Camiler, sokaklara, caddelere, mahallelere farklı sesler katan mekânlardır. Yoğurtçular, şerbetçiler, bozacılar, eskiciler geçmeseler de artık bu sokaklardan, camiler, her daim varlıklarıyla dipdiri durmaktadırlar yerlerinde. Bizim caddelerimizi, mahallelerimizi, kısacası şehirlerimizi ayakta tutan en güçlü seslerin mimarlarıdır camiler. Camileri ayakta tutan ise cemaattir, cemaatin varlığıdır, buraların müdavimlerinin dudaklarından göğün maviliklerine doğru yükselen dualardır, tekbirlerdir. Dua sesi, ezan sesi, kamet sesi, boynunda hamailiyle, cüzüyle orada diz çöken, Elif Be Te, Se ile hayat bulan çocuklarımızın sesi… Bütün bu sesler iç dünyamızı inşa eden, bizi yücelten, yükselten, tarihimizle, medeniyetimizle buluşturan seslerdir.

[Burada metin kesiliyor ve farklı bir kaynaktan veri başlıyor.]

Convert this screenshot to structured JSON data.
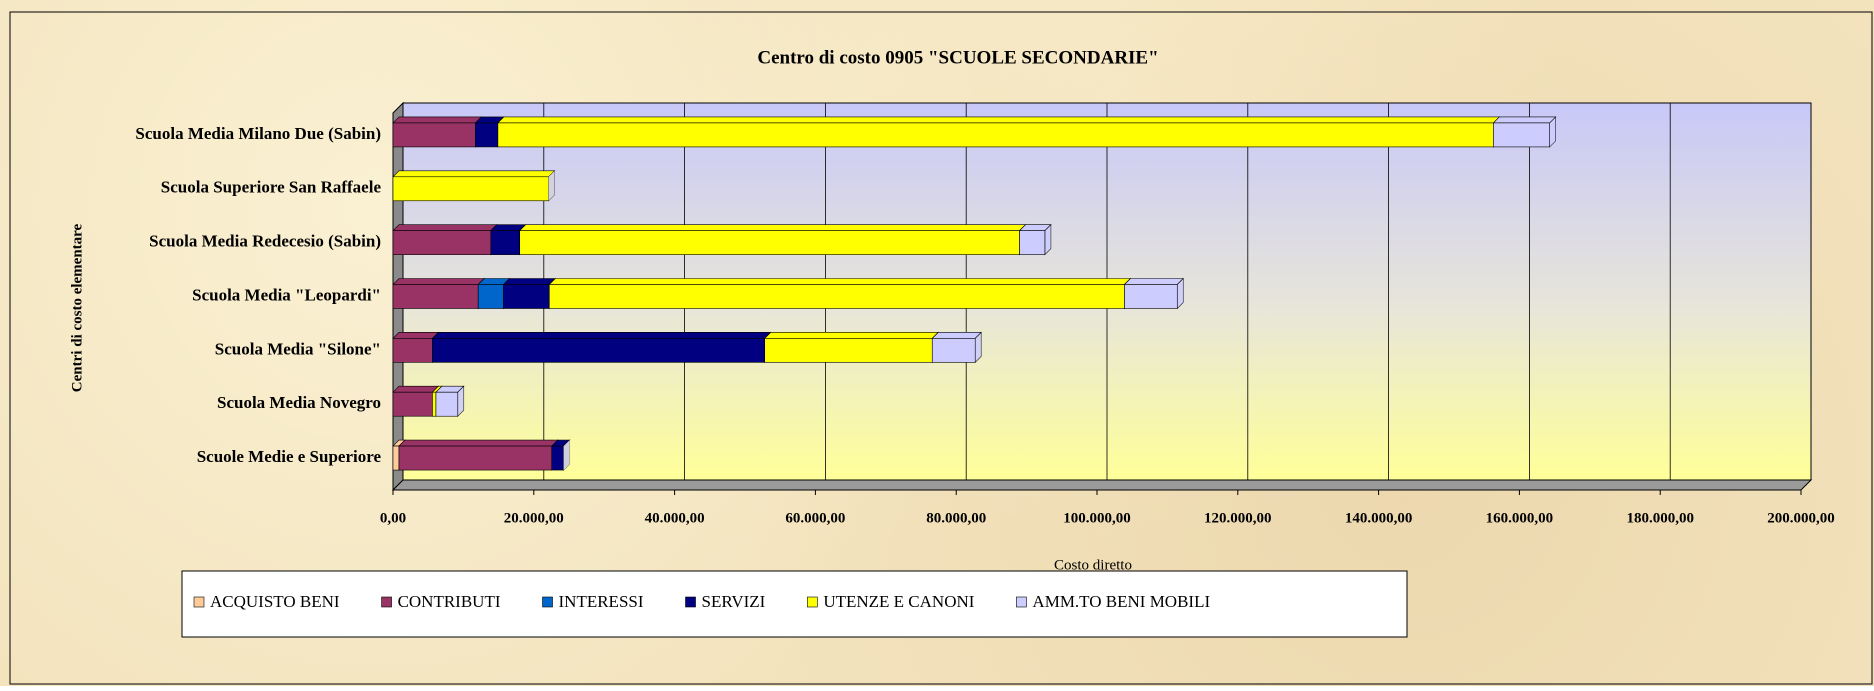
{
  "chart_data": {
    "type": "bar",
    "orientation": "horizontal",
    "stacked": true,
    "title": "Centro di costo 0905 \"SCUOLE SECONDARIE\"",
    "x_label": "Costo diretto",
    "y_label": "Centri di costo elementare",
    "categories": [
      "Scuola Media Milano Due (Sabin)",
      "Scuola Superiore San Raffaele",
      "Scuola Media Redecesio (Sabin)",
      "Scuola Media \"Leopardi\"",
      "Scuola Media \"Silone\"",
      "Scuola Media Novegro",
      "Scuole Medie e Superiore"
    ],
    "series": [
      {
        "name": "ACQUISTO BENI",
        "color": "#ffcc99",
        "values": [
          0,
          0,
          0,
          0,
          0,
          0,
          850
        ]
      },
      {
        "name": "CONTRIBUTI",
        "color": "#993366",
        "values": [
          11700,
          0,
          13900,
          12100,
          5600,
          5600,
          21700
        ]
      },
      {
        "name": "INTERESSI",
        "color": "#0066cc",
        "values": [
          0,
          0,
          0,
          3600,
          0,
          0,
          0
        ]
      },
      {
        "name": "SERVIZI",
        "color": "#000080",
        "values": [
          3200,
          0,
          4100,
          6500,
          47200,
          0,
          1700
        ]
      },
      {
        "name": "UTENZE E CANONI",
        "color": "#ffff00",
        "values": [
          141400,
          22100,
          71000,
          81700,
          23800,
          500,
          0
        ]
      },
      {
        "name": "AMM.TO BENI MOBILI",
        "color": "#ccccff",
        "values": [
          8000,
          0,
          3600,
          7500,
          6100,
          3100,
          0
        ]
      }
    ],
    "xlim": [
      0,
      200000
    ],
    "xticks": [
      {
        "value": 0,
        "label": "0,00"
      },
      {
        "value": 20000,
        "label": "20.000,00"
      },
      {
        "value": 40000,
        "label": "40.000,00"
      },
      {
        "value": 60000,
        "label": "60.000,00"
      },
      {
        "value": 80000,
        "label": "80.000,00"
      },
      {
        "value": 100000,
        "label": "100.000,00"
      },
      {
        "value": 120000,
        "label": "120.000,00"
      },
      {
        "value": 140000,
        "label": "140.000,00"
      },
      {
        "value": 160000,
        "label": "160.000,00"
      },
      {
        "value": 180000,
        "label": "180.000,00"
      },
      {
        "value": 200000,
        "label": "200.000,00"
      }
    ],
    "grid": true,
    "legend": "bottom"
  }
}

Camilerimizin mimarisinden, estetiğinden söz etmiyorum; içinden, cemaatinden, insan varlığından söz ediyorum. Avlularını, saflarını cıvıl cıvıl insan seslerinin doldurmayışından söz ediyorum.

Huzur niyetiyle avlularından içeriye adım attığım camilerden, mescitlerden hep hüzünle ayrıldım. Sahi sormak istiyorum: Krathaneler, çay ocakları, çarşılar, parklar bunca doluyken, kalabalıkken camileri doldurması gerekenler nerede? Cemaat neden günden güne azalıyor, eksiliyor, yok oluyor?

Bizleri bazı mekânlara bağlayan oralarda duyduğumuz, içselleştirdiğimiz ve bir daha unutmadığımız, unutamadığımız seslerdir, renklerdir, kokulardır öyle değil mi? Bunca çocuk her sene yaz tatillerinde bu seslere karışıyor, bu mekânlarda diz çöküyor, o renkleri, kokuları teneffüs ediyor ama bir sese sonra onu oraya çeken bir şey kalmıyor geriye?

Buraların sesi sokağa ulaşmıyor mu, kulakları aşıp gönüllere varmıyor mu? Eğlence merkezlerinin müdavimleri günden güne artıyor oysaki ama buna rağmen camilerin müdavimlerinin sesleri günden güne eksiliyor? Cami sesini, cami sıcaklığını, cami iklimini sokağa, evlere ulaştıramıyorsak insanımızı camilerden uzaklaştıran ne kadar ses ya da sesler varsa onlarla mücadele yolu seçilmeli, ıslahına çalışılmalı, akort edilmelidir o sesler.

Camiler ömrümüzün son deminde geldiğimiz ve uğurlandığımız mekânlar olmamalıdır. Camiler bizi hayata, sokağa ve yarınlara bağlayan seslerin akort edildiği mekânlar olmalıdır. Bize duruş ve hayata bakış açısı kazandıran ulvi seslerin yükseldiği mekanlar!.. Dikkatlerden kaçmayan sokaklardaki çıplaklık kadar, camilerimizdeki cemaat azlığı da dikkatlerimizden kaçmamalıdır yoksa dürüstlüğümüzden şüphe etmeliyiz vesselam.